Отец разговаривал со мной, как с ровней, ну и спрашивал с меня не по летам строго. И маме, когда она пыталась напомнить тяте о моем возрасте, он коротко возражал:
– Какой он малец? Да я таким-то и боронил, и пахал плугом, и сено вовсю косил, и охотничал один. Если б не спал я ночами один себе в лесу, то и на фронте много тяжельше досталось бы мне, а то и вовсе не уцелел, когда в разведку к немцам в тыл неделями ходили. Одни болота ленинградские чего стоили…
Нет, не баловал меня отец, и поэтому дружили мы с ним, и его наставления-советы слушал после войны ничуть не меньше, чем учителей в школе, пусть отец и не знал ни единой буквы. И до самого последнего дня его жизни мы при встрече с отцом говорили обо всем на свете. И первую правду о войне узнал я тоже из отцовских уст. И немцев он не костерил всех без разбора, а с укором, удивлением и крестьянской русской жалостью дивился: «Ну как, как можно было дать одурачить себя Гитлеру до звериной ненависти к людям?» А ведь отец имел огромное право на ненависть к фашистам за гибель фронтовых друзей, земляков и однополчан, за опустошение сел и городов, за нашу тыловую нужду, голод, за свою пожизненную инвалидность…
Да нет же, после фронта мой тятя стал еще добрее и заботливее. А к семидесяти годам не мог удержать слез, когда по телевизору шли передачи о войне. С виноватым видом вытирал глаза и оправдывался:
– Мокрыми они стали у меня, слезы близко, што ли, подошли…

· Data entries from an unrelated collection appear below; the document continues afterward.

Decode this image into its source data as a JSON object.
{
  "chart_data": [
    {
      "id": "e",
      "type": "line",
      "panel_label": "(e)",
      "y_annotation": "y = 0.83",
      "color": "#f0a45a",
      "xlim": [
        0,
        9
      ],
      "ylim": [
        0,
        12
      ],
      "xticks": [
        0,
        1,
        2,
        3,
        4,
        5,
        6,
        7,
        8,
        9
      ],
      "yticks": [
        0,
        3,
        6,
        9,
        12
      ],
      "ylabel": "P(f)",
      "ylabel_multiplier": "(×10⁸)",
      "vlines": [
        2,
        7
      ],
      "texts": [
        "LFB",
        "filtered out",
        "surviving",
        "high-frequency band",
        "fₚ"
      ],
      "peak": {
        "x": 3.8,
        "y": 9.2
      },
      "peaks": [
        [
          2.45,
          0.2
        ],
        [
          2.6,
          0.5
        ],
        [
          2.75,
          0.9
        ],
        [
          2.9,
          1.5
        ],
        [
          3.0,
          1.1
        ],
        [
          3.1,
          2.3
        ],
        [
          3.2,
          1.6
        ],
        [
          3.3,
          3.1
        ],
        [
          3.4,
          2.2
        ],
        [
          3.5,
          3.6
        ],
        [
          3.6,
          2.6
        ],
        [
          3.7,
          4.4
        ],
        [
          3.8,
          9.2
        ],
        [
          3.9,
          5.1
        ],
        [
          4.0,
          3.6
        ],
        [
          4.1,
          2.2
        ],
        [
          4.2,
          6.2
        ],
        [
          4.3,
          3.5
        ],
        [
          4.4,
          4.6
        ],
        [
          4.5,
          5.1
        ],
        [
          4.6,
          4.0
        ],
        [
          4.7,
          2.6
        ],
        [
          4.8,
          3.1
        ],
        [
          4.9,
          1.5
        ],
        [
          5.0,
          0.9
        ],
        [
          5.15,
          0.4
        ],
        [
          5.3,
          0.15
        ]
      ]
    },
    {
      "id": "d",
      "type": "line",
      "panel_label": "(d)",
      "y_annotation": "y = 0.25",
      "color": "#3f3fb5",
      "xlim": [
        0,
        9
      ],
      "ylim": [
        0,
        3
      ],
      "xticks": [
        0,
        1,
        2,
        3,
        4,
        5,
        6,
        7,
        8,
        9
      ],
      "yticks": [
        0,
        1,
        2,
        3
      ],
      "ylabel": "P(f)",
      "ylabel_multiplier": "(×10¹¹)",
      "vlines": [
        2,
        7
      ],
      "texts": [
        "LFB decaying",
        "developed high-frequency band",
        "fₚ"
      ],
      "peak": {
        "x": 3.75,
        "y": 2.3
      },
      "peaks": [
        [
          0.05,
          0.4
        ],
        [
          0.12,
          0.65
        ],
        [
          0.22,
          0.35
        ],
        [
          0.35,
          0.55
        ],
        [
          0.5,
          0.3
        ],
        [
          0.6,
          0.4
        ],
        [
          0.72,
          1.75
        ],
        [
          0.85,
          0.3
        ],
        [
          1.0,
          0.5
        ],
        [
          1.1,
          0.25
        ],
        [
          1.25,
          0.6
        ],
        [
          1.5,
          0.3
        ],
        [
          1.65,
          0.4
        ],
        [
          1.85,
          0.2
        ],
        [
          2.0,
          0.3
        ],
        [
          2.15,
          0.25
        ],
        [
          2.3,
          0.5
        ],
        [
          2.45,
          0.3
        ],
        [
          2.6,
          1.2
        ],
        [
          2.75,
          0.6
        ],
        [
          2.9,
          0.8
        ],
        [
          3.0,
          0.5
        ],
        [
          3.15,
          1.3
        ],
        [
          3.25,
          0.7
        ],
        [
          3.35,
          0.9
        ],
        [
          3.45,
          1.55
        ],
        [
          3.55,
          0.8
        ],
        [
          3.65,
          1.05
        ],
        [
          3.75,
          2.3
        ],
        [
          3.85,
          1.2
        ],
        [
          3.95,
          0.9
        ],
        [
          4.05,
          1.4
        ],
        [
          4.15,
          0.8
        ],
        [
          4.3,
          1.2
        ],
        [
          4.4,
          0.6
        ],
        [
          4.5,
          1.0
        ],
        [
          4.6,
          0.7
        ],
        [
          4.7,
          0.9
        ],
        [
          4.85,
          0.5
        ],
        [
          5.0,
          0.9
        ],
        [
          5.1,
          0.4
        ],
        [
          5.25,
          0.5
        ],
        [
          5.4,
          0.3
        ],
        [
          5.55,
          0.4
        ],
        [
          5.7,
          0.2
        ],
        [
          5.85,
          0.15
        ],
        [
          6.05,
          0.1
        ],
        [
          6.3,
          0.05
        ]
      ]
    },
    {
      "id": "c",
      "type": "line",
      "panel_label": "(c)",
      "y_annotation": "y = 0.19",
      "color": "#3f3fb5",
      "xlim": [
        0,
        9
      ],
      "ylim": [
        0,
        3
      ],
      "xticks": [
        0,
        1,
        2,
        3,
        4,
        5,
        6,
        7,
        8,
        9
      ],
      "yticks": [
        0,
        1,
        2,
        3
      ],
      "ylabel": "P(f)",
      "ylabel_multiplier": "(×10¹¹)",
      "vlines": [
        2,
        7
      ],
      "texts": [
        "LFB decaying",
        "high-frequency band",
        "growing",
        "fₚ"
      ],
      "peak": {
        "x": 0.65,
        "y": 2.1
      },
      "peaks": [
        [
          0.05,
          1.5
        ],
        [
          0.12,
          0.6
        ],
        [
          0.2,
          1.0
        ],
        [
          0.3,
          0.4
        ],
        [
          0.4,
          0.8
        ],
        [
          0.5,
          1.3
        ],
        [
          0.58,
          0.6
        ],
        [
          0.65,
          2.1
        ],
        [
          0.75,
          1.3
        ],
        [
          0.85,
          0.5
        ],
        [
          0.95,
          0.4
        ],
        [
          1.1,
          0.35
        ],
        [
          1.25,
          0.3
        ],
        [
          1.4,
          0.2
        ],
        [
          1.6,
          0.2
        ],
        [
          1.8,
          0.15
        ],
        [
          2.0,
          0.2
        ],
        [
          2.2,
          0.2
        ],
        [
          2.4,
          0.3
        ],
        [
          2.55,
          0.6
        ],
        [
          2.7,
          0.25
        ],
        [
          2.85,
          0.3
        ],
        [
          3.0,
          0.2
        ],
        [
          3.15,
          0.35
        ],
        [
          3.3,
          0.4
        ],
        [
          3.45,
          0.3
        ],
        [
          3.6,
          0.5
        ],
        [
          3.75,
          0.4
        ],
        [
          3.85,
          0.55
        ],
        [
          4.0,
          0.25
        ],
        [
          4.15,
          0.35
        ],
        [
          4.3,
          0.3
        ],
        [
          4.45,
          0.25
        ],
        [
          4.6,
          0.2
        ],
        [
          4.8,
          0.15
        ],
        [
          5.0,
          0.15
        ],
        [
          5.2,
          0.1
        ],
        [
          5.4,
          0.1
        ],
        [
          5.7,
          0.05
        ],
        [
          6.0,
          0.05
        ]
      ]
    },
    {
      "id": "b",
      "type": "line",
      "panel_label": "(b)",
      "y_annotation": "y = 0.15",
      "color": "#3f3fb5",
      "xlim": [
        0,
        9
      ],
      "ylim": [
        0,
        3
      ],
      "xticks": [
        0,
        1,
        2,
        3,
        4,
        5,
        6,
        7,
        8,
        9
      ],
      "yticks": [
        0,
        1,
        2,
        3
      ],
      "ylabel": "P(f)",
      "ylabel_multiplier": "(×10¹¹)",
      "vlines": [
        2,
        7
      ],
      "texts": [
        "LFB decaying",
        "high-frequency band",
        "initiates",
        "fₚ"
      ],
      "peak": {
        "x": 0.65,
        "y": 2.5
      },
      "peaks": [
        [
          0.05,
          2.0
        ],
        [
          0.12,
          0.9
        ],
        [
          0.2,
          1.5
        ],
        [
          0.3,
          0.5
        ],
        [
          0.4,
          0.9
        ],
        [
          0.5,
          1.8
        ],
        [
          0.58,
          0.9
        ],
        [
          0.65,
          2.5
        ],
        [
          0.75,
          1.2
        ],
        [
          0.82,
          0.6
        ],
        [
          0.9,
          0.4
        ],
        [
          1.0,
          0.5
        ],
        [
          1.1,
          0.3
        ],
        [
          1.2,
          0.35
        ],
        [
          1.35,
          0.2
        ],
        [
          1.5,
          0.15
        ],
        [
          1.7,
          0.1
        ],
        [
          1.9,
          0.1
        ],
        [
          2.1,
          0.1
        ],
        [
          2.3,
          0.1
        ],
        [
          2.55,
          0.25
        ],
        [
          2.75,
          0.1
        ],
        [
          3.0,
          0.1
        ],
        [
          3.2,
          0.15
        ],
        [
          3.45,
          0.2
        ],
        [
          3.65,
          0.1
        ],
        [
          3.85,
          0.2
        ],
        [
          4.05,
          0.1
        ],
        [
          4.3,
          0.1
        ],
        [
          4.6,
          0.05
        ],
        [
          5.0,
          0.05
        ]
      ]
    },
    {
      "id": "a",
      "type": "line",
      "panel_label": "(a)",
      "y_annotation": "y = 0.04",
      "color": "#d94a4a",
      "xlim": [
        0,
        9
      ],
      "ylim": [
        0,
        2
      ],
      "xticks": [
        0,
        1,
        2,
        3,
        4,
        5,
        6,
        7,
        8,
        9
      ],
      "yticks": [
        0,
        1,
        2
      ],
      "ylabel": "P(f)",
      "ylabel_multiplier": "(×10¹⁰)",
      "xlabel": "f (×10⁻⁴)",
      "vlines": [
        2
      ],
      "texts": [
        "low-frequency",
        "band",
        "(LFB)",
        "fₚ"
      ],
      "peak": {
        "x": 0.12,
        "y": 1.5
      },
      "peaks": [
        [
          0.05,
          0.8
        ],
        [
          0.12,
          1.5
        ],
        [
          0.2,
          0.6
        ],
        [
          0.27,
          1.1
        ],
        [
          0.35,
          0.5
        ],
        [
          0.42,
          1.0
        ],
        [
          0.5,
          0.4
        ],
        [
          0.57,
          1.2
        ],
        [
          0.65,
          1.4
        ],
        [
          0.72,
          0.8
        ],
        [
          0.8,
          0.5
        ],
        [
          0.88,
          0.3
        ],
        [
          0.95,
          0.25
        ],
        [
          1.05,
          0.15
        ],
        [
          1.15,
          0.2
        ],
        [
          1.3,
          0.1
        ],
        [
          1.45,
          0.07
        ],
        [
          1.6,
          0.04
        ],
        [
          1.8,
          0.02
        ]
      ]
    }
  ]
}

И пусть давно не охотничал, еле-еле топтался по дому, но по снегу «обманывал» маму, с утра до темна уползал на лыжах в ближние осинники – запасал еду зайцам на зиму. Мама места себе не находит, переживает-тревожится за отца пуще того, когда он воевал, и корит-бранит позаочь. Но лишь загремит он во дворе лыжами и заобметает голиком пимы, мама мигом включает лампочку в ограде, кипит уже электрический чайник и с полки снимается железный лист с шаньгами и пирогами. Ну а уж в печи у загнетки чугунок с супом давно подогрет, только наливай в тарелку, да ставь на стол.
– Опять зайцев угощал? – встречает отца мама, и он, надсадно кашляя, кивает мокрой плешиной, а мне по-ребячьи улыбается и шепчет:
– Здорово, Вася! Чо поздно? Вместе-то мы бы сколь осинника проредили, а?
После ужина мы лезем на каленину печных кирпичей, отец, словно по секрету, сообщает: «Ить совсем, совсем они осмелели, зайцы-то! Вечерось еще срубаю осинки, а утрешние-то прискакал зайчина свежевать. Один шар на меня косит, а сам хрум да хрум, грызь да грызь. Вот шельма, а?»
– Ну вот, батя, и заменили тебя бобры. Видишь, какие кормушки они зайцам изладили… – выдохнул я и поднялся с поваленной осины. За рекой сотнями снегириных грудок морозно румянели ягоды шиповника. Любил отец заваривать лесной чай на шиповнике, и я всегда зимой набирал ему ягод – уже на домашний чай.
Не знаю почему, но пока пересекал я релку, жизнь моя вдруг показалась невыносимо долгой.